Creatura‘s opener ‘Satanam’ is relentlessly evil sounding. It brings to my mind images of an old fax machine, slowly trying to translate and print off a binary paper version of The Body’s No Body Deserves Happiness. You don’t get more evil than a fax machine. Beginning with a disturbing synthetic dripping noise it soon bursts into a raging droplet of screeching that causes a needle sharp wave of distortion to wash over the entire album.

‘Eternal Freak’ features an strangely danceable intro, it’s abrasive but oddly upbeat. Soon flagellating guitars whip through the track and the distorted, shrieked vocals of Stefania Pedretti pierce the propulsive machine-like instrumental pulses provided by Bruno Dorella, much like a thorn rips through tights before meeting flesh.

Inside the black as pitch gothic fog of third track ‘Creatura’, hissed vocals lurk like a babbling goblin, perched ready to pounce out and bludgeon the listener. It’s bloody melodramatic, like Vincent Price at a Rob Zombie concert. Robotic rhythms drive the song forward through the thickening gusts of bleak chill, creating a warped digital nightmare.
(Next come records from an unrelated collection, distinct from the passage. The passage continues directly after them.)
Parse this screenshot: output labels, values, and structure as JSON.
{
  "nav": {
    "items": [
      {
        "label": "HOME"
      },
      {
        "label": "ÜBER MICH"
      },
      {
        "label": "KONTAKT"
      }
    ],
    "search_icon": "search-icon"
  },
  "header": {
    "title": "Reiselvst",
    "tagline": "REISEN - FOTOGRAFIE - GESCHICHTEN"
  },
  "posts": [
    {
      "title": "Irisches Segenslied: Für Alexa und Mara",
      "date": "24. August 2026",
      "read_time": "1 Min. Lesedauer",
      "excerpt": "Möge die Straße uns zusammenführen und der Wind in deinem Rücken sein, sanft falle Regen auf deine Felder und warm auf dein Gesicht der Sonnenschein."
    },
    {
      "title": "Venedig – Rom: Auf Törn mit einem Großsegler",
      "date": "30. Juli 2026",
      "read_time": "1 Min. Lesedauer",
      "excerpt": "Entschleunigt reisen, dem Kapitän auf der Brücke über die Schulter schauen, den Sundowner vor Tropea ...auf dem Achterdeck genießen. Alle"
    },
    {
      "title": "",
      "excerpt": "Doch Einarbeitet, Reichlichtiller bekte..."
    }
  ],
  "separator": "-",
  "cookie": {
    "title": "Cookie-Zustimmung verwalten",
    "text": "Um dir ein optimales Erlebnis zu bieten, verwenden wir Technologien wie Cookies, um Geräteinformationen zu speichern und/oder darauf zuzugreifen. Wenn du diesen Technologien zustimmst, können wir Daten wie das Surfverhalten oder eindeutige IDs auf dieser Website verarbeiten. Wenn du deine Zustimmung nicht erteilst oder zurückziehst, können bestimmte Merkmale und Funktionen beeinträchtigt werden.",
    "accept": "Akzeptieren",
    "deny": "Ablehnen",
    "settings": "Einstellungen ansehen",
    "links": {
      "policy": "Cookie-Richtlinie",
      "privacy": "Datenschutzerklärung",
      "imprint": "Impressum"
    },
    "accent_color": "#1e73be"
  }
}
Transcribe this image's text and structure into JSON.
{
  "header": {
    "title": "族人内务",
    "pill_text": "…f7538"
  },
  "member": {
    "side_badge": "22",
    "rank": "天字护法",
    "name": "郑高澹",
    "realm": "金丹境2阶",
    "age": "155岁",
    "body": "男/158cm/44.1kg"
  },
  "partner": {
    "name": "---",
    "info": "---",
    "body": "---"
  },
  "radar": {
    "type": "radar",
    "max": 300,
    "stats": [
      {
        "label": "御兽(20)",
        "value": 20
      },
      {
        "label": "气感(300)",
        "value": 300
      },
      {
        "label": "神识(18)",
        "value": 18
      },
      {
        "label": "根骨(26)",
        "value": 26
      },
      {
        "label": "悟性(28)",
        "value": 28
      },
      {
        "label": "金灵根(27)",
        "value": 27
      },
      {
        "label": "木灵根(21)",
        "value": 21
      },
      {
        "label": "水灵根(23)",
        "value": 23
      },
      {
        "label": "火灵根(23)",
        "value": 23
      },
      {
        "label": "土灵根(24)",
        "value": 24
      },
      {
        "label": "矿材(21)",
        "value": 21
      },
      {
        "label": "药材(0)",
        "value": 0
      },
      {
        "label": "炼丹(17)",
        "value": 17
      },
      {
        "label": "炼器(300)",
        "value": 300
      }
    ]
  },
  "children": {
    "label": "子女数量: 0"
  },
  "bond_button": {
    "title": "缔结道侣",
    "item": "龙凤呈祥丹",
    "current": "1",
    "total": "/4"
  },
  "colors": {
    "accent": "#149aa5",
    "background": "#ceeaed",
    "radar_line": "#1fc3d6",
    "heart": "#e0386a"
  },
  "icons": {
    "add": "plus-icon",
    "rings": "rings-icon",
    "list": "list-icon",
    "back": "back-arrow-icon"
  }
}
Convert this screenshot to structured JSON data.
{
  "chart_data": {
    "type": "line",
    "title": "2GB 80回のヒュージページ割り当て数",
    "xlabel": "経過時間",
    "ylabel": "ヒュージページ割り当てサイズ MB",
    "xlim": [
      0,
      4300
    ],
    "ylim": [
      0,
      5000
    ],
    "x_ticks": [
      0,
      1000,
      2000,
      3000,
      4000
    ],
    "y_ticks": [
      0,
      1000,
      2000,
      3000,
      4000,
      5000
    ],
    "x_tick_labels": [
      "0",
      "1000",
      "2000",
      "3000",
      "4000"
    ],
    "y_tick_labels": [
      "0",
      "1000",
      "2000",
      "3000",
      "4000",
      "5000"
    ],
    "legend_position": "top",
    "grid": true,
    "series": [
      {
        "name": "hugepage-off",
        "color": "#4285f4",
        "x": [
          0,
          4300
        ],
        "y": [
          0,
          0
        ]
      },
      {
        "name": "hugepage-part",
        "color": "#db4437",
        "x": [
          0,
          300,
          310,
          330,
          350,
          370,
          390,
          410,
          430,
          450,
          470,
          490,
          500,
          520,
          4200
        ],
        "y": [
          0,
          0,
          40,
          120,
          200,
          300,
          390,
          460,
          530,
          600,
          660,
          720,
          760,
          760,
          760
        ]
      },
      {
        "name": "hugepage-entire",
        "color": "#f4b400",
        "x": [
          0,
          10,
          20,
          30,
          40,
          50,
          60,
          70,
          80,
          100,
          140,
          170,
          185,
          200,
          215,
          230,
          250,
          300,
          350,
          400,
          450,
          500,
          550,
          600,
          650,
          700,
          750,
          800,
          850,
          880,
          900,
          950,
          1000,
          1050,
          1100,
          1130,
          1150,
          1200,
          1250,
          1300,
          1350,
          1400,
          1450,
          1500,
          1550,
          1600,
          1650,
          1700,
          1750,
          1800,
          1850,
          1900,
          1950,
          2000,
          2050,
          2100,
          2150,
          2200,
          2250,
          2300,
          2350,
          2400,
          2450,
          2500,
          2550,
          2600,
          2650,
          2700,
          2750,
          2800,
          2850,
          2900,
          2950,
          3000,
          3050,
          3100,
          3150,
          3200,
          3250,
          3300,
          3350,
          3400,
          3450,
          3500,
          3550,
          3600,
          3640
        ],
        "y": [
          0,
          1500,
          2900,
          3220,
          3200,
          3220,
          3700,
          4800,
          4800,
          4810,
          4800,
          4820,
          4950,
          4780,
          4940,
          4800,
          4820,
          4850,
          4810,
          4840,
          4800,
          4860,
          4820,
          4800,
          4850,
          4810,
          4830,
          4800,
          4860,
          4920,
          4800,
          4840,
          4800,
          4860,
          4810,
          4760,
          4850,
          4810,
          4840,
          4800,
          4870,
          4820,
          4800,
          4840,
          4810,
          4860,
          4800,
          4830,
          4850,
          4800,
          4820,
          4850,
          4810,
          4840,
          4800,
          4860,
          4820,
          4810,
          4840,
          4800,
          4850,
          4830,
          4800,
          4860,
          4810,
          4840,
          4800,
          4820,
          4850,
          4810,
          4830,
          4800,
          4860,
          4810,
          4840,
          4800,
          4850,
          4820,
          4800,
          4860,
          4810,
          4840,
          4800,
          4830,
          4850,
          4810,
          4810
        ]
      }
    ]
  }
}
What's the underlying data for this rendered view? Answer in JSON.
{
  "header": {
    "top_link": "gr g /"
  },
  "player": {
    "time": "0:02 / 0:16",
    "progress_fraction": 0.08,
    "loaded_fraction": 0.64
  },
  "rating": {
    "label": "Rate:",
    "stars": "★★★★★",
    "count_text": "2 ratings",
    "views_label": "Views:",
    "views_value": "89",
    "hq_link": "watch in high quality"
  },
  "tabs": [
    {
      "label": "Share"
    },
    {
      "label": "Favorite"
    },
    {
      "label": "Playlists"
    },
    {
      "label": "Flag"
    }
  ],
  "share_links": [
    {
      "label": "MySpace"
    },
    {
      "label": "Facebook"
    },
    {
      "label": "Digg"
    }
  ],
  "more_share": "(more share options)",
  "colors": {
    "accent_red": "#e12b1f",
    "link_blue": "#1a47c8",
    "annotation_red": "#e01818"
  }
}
‘Matriarcale’ sounds like a really pissed off wind-up devil, banging a tiny, tiny tin drum in a hypnotic march. Ah bless. Well that is until the guitars kick in and it becomes a howling, disorientating trip down a razor covered well. It’s as bizarre as it is beguiling, like being sung to by a loving gremlin, the constipated vocals finally plopping out a barbed-wire scree of noise.

‘Zombie Stomp’ sounds just like its name suggests. If the recently ‘life-retired’ would just stop being so lazy and form a glam-metal band, this is the song they’d make. LaterBell’s Hells’ is as straightforward ‘metal’ as these two lunatics get. Pounding drums, check. Fast paced stabbing guitars, check. It’s metal alright; metal that has long since rusted, left to ruin in a disused allotment.

Album closer ‘March Of The Freaks’ starts like a psyched out medieval stampede exclusively peopled by the wretched skeletons of the damned – that’s if skeletons can ‘people’ anything – before being trampled by its own bony feet. It’s grandly theatrical in all of its macabre drama.

Overall, Creatura is certainly not going to be to everyone’s taste. Its industrial experimental-metal sure isn’t easy listening, but it does that rare thing that a lot of bands try to do but fail at; and that is, it succeeds in sounding genuinely evil. Which is nice. The devil likes a dance too. Electronic pulses throb and surround the decaying corpse of this dark rotten album, like the cursed animals that pick at the bones of the recently deceased.

So if you see yourself as a fly drawn to this very peculiar kind of flesh, then leap off that pile of dog shit and flit straight over to the carrion of Creatura for a bubbling, punishingly strange industrial goth feast.